The apps chosen to host the plugin provided genuine services, like ringtones and video players, but included hidden malware designed to commandeer the device for potential DDoS attacks. Once powered on, any infected phone or tablet mainly served as a soldier in a broader DDoS army – all unbeknownst to the user. While the apps themselves operated as promised, the malware surreptitiously connected to an internet server run by the WiredX creators. One online, the WiredX hackers used the script to remotely control all the infected devices to launch their DDoS attacks.

“…this botnet makes it so that if you’re driving down the highway and your phone is busy attacking some website, there’s a chance your device could show up in the attack logs with three or four or even five different Internet addresses,” Seaman said in an interview with KrebsOnSecurity. “We saw attacks coming from infected devices in over 100 countries. It was coming from everywhere.”

Intra-Corporate Collaboration

After Akamai noticed one of the Android-based DDoS attacks, the company began working with researchers from several tech companies, including Cloudflare, Flashpoint, Google, Oracle Dyn, RiskIQ, and Team Cymru. The collaboration between these occasionally competitive organizations signals a new era in malware management, according to tech security journalist Brian Krebs; one brought about due to a similar attack by the Mirai worm launched from IoT devices last year.

“Experts involved in the takedown warn that WiredX marks the emergence of a new class of attack tools that are more challenging to defend against and thus require broader industry cooperation to defeat,” Krebbs writes on his blog.

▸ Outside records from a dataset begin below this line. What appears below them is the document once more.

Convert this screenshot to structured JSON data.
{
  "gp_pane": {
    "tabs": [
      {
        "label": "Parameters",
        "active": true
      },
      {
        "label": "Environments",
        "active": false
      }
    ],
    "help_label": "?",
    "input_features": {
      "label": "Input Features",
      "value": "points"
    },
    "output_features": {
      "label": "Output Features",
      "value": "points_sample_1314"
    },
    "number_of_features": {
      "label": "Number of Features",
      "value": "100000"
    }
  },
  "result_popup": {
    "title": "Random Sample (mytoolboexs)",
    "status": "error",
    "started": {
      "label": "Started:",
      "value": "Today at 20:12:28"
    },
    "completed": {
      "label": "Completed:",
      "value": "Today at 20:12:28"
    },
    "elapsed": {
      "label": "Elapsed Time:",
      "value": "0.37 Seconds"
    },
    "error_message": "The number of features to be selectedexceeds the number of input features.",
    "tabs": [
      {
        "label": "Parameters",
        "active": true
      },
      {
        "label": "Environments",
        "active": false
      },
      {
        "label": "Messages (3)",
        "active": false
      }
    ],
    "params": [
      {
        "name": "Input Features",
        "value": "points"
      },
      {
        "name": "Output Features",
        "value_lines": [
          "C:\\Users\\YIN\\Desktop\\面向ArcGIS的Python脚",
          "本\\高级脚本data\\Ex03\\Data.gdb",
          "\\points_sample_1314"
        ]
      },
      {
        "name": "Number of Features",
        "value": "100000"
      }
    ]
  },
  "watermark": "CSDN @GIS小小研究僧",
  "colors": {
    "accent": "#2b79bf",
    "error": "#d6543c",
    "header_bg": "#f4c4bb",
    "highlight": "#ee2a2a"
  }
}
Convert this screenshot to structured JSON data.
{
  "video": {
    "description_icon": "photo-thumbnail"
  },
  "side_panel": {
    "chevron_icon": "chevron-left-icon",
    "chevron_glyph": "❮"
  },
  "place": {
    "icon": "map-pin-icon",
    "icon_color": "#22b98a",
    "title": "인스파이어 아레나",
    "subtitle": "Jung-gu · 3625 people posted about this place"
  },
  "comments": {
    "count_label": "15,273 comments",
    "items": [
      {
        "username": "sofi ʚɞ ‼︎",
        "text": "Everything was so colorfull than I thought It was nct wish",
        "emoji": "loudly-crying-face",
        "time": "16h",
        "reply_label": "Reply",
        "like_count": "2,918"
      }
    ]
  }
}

“When those really large Mirai DDoS botnets started showing up and taking down massive pieces of Internet infrastructure, that caused massive interruptions in service for people that normally don’t deal with DDoS attacks,” Allison Nixon, director of security research at New York City-based security firm Flashpoint told Krebbs. “It sparked a lot of collaboration. Different players in the industry started to take notice, and a bunch of us realized that we needed to deal with this thing because if we didn’t it would just keep getting bigger and rampaging around.”

Continued Vulnerability

The WiredX episode is just the latest in a series of security snafus that have plagued Google in recent months. Earlier this month, the company discovered several apps contained hidden surveillance software, and just last week researchers found a banking malware hiding amongst several gaming apps. Because of the Android OS relies on an open source platform, experts warn more malicious apps will likely appear.  As always, when it comes to the security of your connected devices, the best defense involves awareness of potential vulnerabilities as well as proactive safeguards.

“With all these apps sneaking into Play, it’s up to you to protect yourself and your Android device,” warns Gizmodo’s Kate Conger. “If you’re ever in doubt about whether an app is safe, do some research on the developer and check out what permissions the app wants on your phone.”